Auburn University in Alabama named Steven Leath its 19th president on March 20. Leath completed his fifth year as ISU president in January. In his resignation letter to the state Board of Regents, he wrote that his last day at Iowa State will fall between May 8 and June 2.

Senior communications officer for the board Josh Lehman said Wednesday that board members hope to hold a special telephonic meeting within the next week to discuss the presidential transition, including interim leadership.

In a letter to the university community earlier this week, Leath wrote, " I leave with a promise fulfilled, and that was to leave the university better than I inherited it."

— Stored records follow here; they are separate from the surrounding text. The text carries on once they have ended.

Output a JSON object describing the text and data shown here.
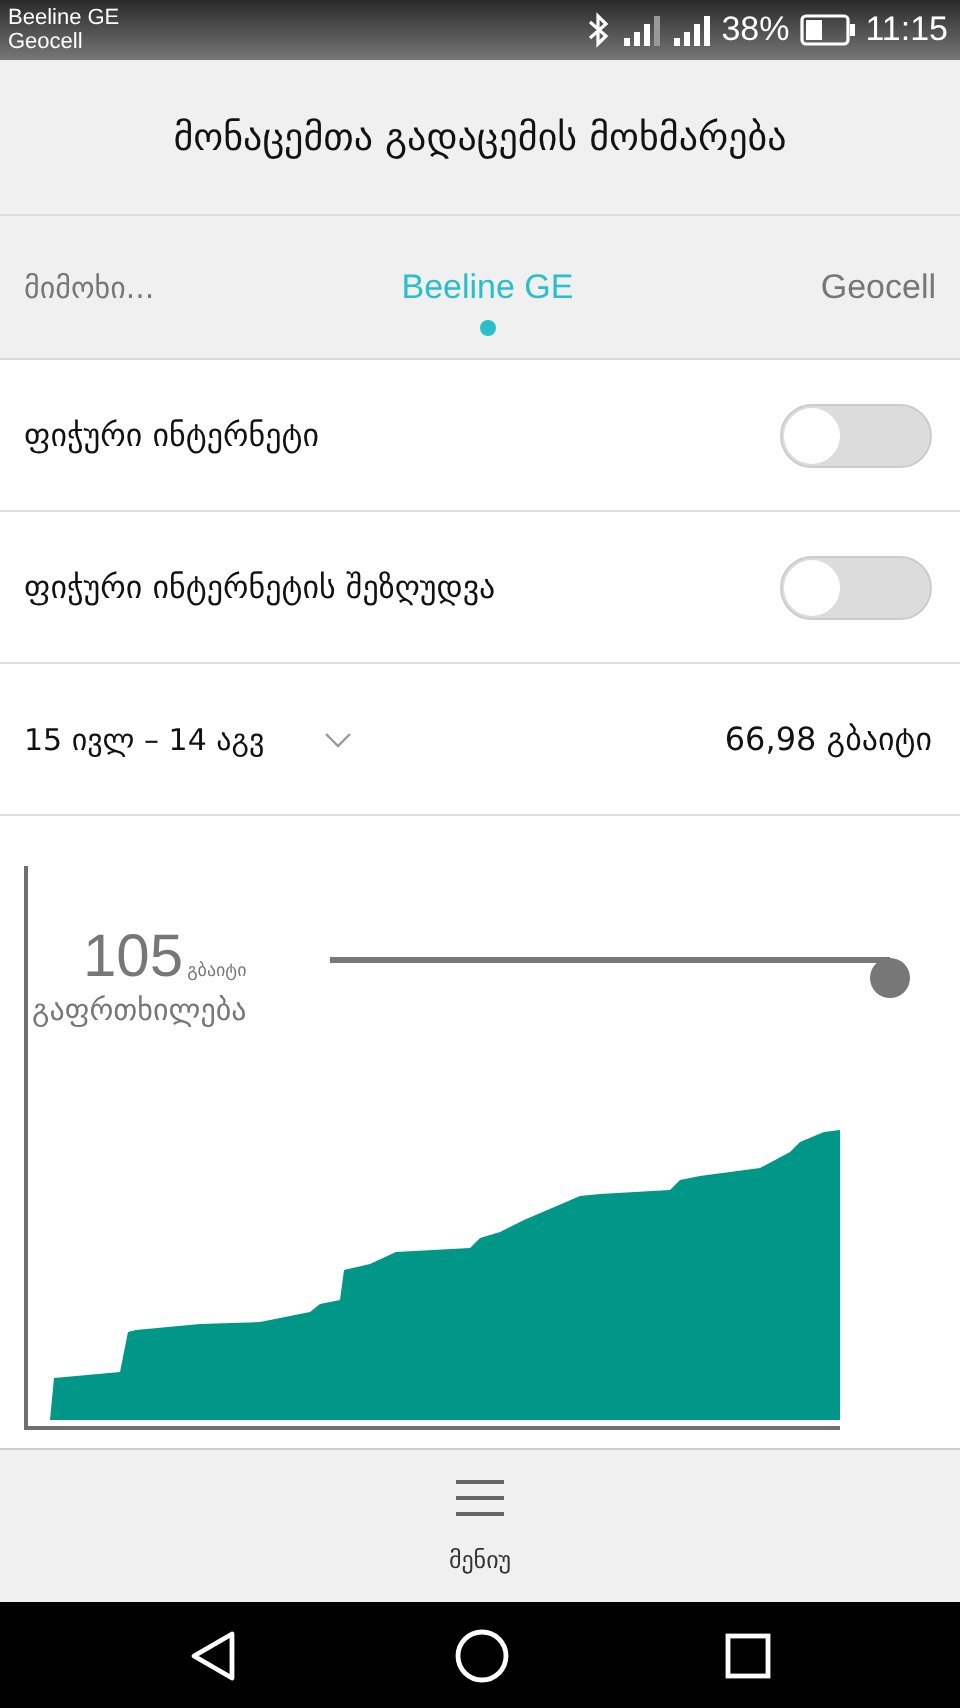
{
  "status_bar": {
    "carriers": [
      "Beeline GE",
      "Geocell"
    ],
    "battery": "38%",
    "time": "11:15"
  },
  "title": "მონაცემთა გადაცემის მოხმარება",
  "tabs": [
    {
      "label": "მიმოხი...",
      "selected": false
    },
    {
      "label": "Beeline GE",
      "selected": true
    },
    {
      "label": "Geocell",
      "selected": false
    }
  ],
  "toggles": [
    {
      "label": "ფიჭური ინტერნეტი",
      "on": false
    },
    {
      "label": "ფიჭური ინტერნეტის შეზღუდვა",
      "on": false
    }
  ],
  "period": {
    "range": "15 ივლ – 14 აგვ",
    "usage": "66,98 გბაიტი"
  },
  "warning": {
    "value": "105",
    "unit": "გბაიტი",
    "label": "გაფრთხილება"
  },
  "bottom_bar": {
    "menu_label": "მენიუ"
  }
}
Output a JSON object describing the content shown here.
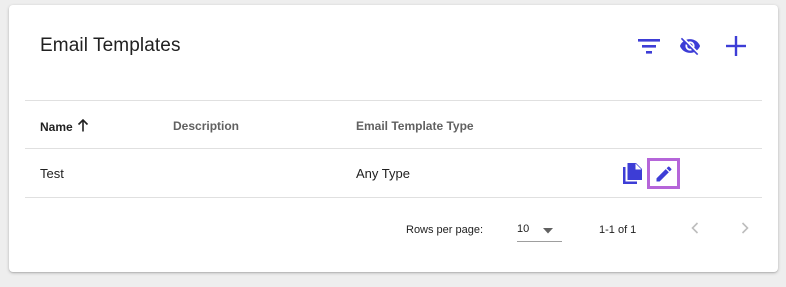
{
  "header": {
    "title": "Email Templates",
    "icons": [
      "filter-icon",
      "visibility-off-icon",
      "add-icon"
    ]
  },
  "table": {
    "columns": [
      {
        "label": "Name",
        "sort": "ascending",
        "sort_icon": "arrow-up-icon"
      },
      {
        "label": "Description"
      },
      {
        "label": "Email Template Type"
      }
    ],
    "rows": [
      {
        "name": "Test",
        "description": "",
        "type": "Any Type",
        "actions": [
          "copy-icon",
          "edit-icon"
        ]
      }
    ]
  },
  "pagination": {
    "rows_per_page_label": "Rows per page:",
    "rows_per_page_value": "10",
    "range": "1-1 of 1",
    "icons": [
      "chevron-left-icon",
      "chevron-right-icon"
    ]
  },
  "colors": {
    "accent": "#3d3dd6",
    "highlight_border": "#b565d9",
    "disabled": "#bdbdbd"
  }
}
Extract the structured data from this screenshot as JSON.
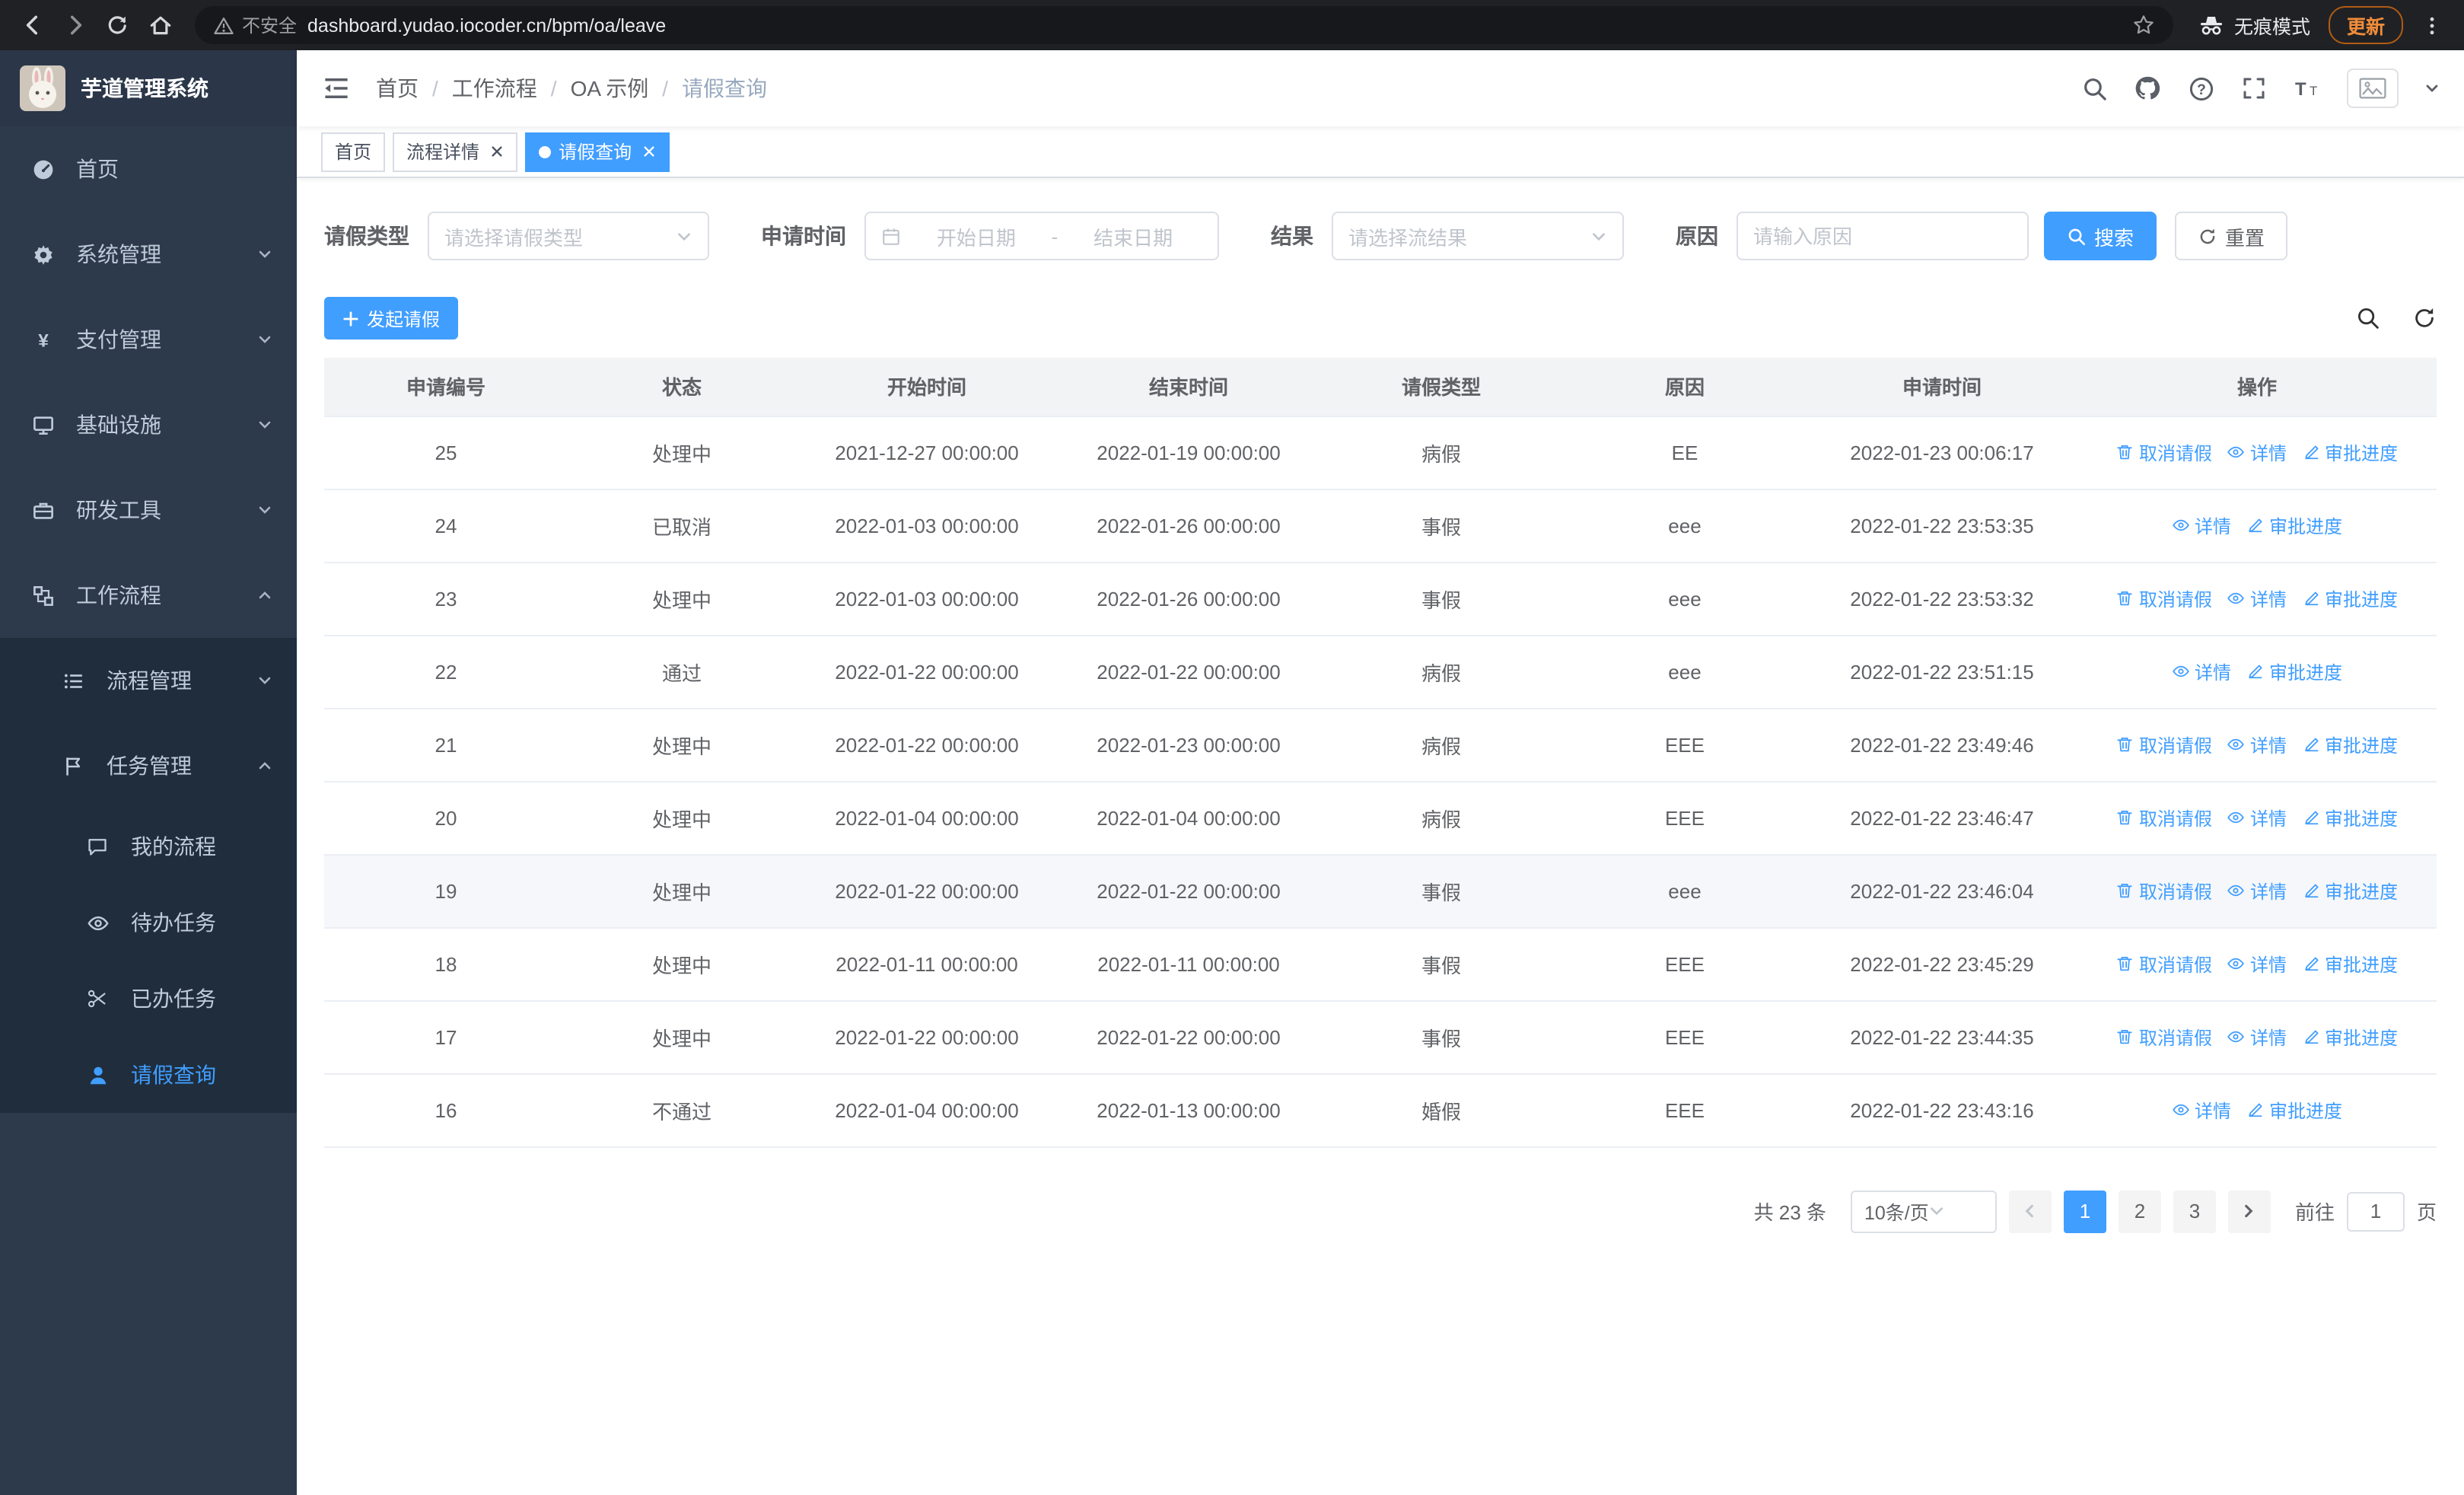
{
  "browser": {
    "security_label": "不安全",
    "url": "dashboard.yudao.iocoder.cn/bpm/oa/leave",
    "incognito_label": "无痕模式",
    "update_label": "更新"
  },
  "sidebar": {
    "logo_title": "芋道管理系统",
    "menu": [
      {
        "label": "首页"
      },
      {
        "label": "系统管理"
      },
      {
        "label": "支付管理"
      },
      {
        "label": "基础设施"
      },
      {
        "label": "研发工具"
      },
      {
        "label": "工作流程"
      }
    ],
    "workflow_children": [
      {
        "label": "流程管理"
      },
      {
        "label": "任务管理"
      }
    ],
    "task_children": [
      {
        "label": "我的流程"
      },
      {
        "label": "待办任务"
      },
      {
        "label": "已办任务"
      },
      {
        "label": "请假查询"
      }
    ]
  },
  "navbar": {
    "breadcrumb": [
      "首页",
      "工作流程",
      "OA 示例",
      "请假查询"
    ],
    "breadcrumb_separator": "/"
  },
  "tabs": [
    {
      "label": "首页"
    },
    {
      "label": "流程详情"
    },
    {
      "label": "请假查询"
    }
  ],
  "filters": {
    "leave_type_label": "请假类型",
    "leave_type_placeholder": "请选择请假类型",
    "apply_time_label": "申请时间",
    "start_date_placeholder": "开始日期",
    "range_separator": "-",
    "end_date_placeholder": "结束日期",
    "result_label": "结果",
    "result_placeholder": "请选择流结果",
    "reason_label": "原因",
    "reason_placeholder": "请输入原因",
    "search_button": "搜索",
    "reset_button": "重置"
  },
  "toolbar": {
    "create_button": "发起请假"
  },
  "table": {
    "columns": [
      "申请编号",
      "状态",
      "开始时间",
      "结束时间",
      "请假类型",
      "原因",
      "申请时间",
      "操作"
    ],
    "action_labels": {
      "cancel": "取消请假",
      "detail": "详情",
      "progress": "审批进度"
    },
    "rows": [
      {
        "id": "25",
        "status": "处理中",
        "start": "2021-12-27 00:00:00",
        "end": "2022-01-19 00:00:00",
        "type": "病假",
        "reason": "EE",
        "applied": "2022-01-23 00:06:17",
        "actions": [
          "cancel",
          "detail",
          "progress"
        ]
      },
      {
        "id": "24",
        "status": "已取消",
        "start": "2022-01-03 00:00:00",
        "end": "2022-01-26 00:00:00",
        "type": "事假",
        "reason": "eee",
        "applied": "2022-01-22 23:53:35",
        "actions": [
          "detail",
          "progress"
        ]
      },
      {
        "id": "23",
        "status": "处理中",
        "start": "2022-01-03 00:00:00",
        "end": "2022-01-26 00:00:00",
        "type": "事假",
        "reason": "eee",
        "applied": "2022-01-22 23:53:32",
        "actions": [
          "cancel",
          "detail",
          "progress"
        ]
      },
      {
        "id": "22",
        "status": "通过",
        "start": "2022-01-22 00:00:00",
        "end": "2022-01-22 00:00:00",
        "type": "病假",
        "reason": "eee",
        "applied": "2022-01-22 23:51:15",
        "actions": [
          "detail",
          "progress"
        ]
      },
      {
        "id": "21",
        "status": "处理中",
        "start": "2022-01-22 00:00:00",
        "end": "2022-01-23 00:00:00",
        "type": "病假",
        "reason": "EEE",
        "applied": "2022-01-22 23:49:46",
        "actions": [
          "cancel",
          "detail",
          "progress"
        ]
      },
      {
        "id": "20",
        "status": "处理中",
        "start": "2022-01-04 00:00:00",
        "end": "2022-01-04 00:00:00",
        "type": "病假",
        "reason": "EEE",
        "applied": "2022-01-22 23:46:47",
        "actions": [
          "cancel",
          "detail",
          "progress"
        ]
      },
      {
        "id": "19",
        "status": "处理中",
        "start": "2022-01-22 00:00:00",
        "end": "2022-01-22 00:00:00",
        "type": "事假",
        "reason": "eee",
        "applied": "2022-01-22 23:46:04",
        "actions": [
          "cancel",
          "detail",
          "progress"
        ],
        "highlighted": true
      },
      {
        "id": "18",
        "status": "处理中",
        "start": "2022-01-11 00:00:00",
        "end": "2022-01-11 00:00:00",
        "type": "事假",
        "reason": "EEE",
        "applied": "2022-01-22 23:45:29",
        "actions": [
          "cancel",
          "detail",
          "progress"
        ]
      },
      {
        "id": "17",
        "status": "处理中",
        "start": "2022-01-22 00:00:00",
        "end": "2022-01-22 00:00:00",
        "type": "事假",
        "reason": "EEE",
        "applied": "2022-01-22 23:44:35",
        "actions": [
          "cancel",
          "detail",
          "progress"
        ]
      },
      {
        "id": "16",
        "status": "不通过",
        "start": "2022-01-04 00:00:00",
        "end": "2022-01-13 00:00:00",
        "type": "婚假",
        "reason": "EEE",
        "applied": "2022-01-22 23:43:16",
        "actions": [
          "detail",
          "progress"
        ]
      }
    ]
  },
  "pagination": {
    "total_text": "共 23 条",
    "page_size": "10条/页",
    "pages": [
      "1",
      "2",
      "3"
    ],
    "active_page": "1",
    "goto_label": "前往",
    "goto_value": "1",
    "page_label": "页"
  },
  "icons": {
    "yen_glyph": "¥",
    "question_glyph": "?",
    "font_large_glyph": "T",
    "font_small_glyph": "T"
  },
  "colors": {
    "accent": "#409EFF",
    "sidebar_bg": "#2d3a4b",
    "submenu_bg": "#1f2d3d",
    "table_header_bg": "#f2f3f5"
  }
}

Highlights of his leadership years include:

  • Student enrollment rose to more than 36,660 students in fall 2016, including 20,713 Iowans, the most at any Iowa university.
  • Freshman one-year retention (88.1 percent) and undergraduate six-year graduation (74.1 percent) reached all-time highs last fall.
  • The placement rate upon graduation has been 95 percent for the last three years.
  • With an eye on bringing down the student-faculty ratio, Iowa State hired nearly 450 tenured or tenure-track faculty over five years.
  • Last fall, the ISU Foundation launched the public portion of a $1.1 billion fundraising campaign, the university's largest. More than $550 million -- including $200 million alone in student scholarships -- was raised in the quiet phase of the campaign.
  • The average debt for ISU students graduating with debt has dropped 6.8 percent since 2012.
  • The university's technology transfer and economic development functions are now housed under one roof in the ISU Research Park for greater effectiveness and efficiency.
  • Land size of the ISU Research Park has more than doubled (to 400 acres). The park also serves as the northern gateway to the Cultivation Corridor, which Leath co-founded to establish central Iowa as a global center for innovation in agbiosciences, biorenewables and advanced manufacturing.
  • Research funding in FY16 hit a record $252.5 million.
  • A renewed emphasis on faculty recognition resulted in four faculty members' election to national academies in the past two years.
  • Efforts to improve the campus climate included creation of a vice president for diversity and inclusion post, revival of the 2005 Principles of Community and the recent announcement of a campus climate survey scheduled for fall.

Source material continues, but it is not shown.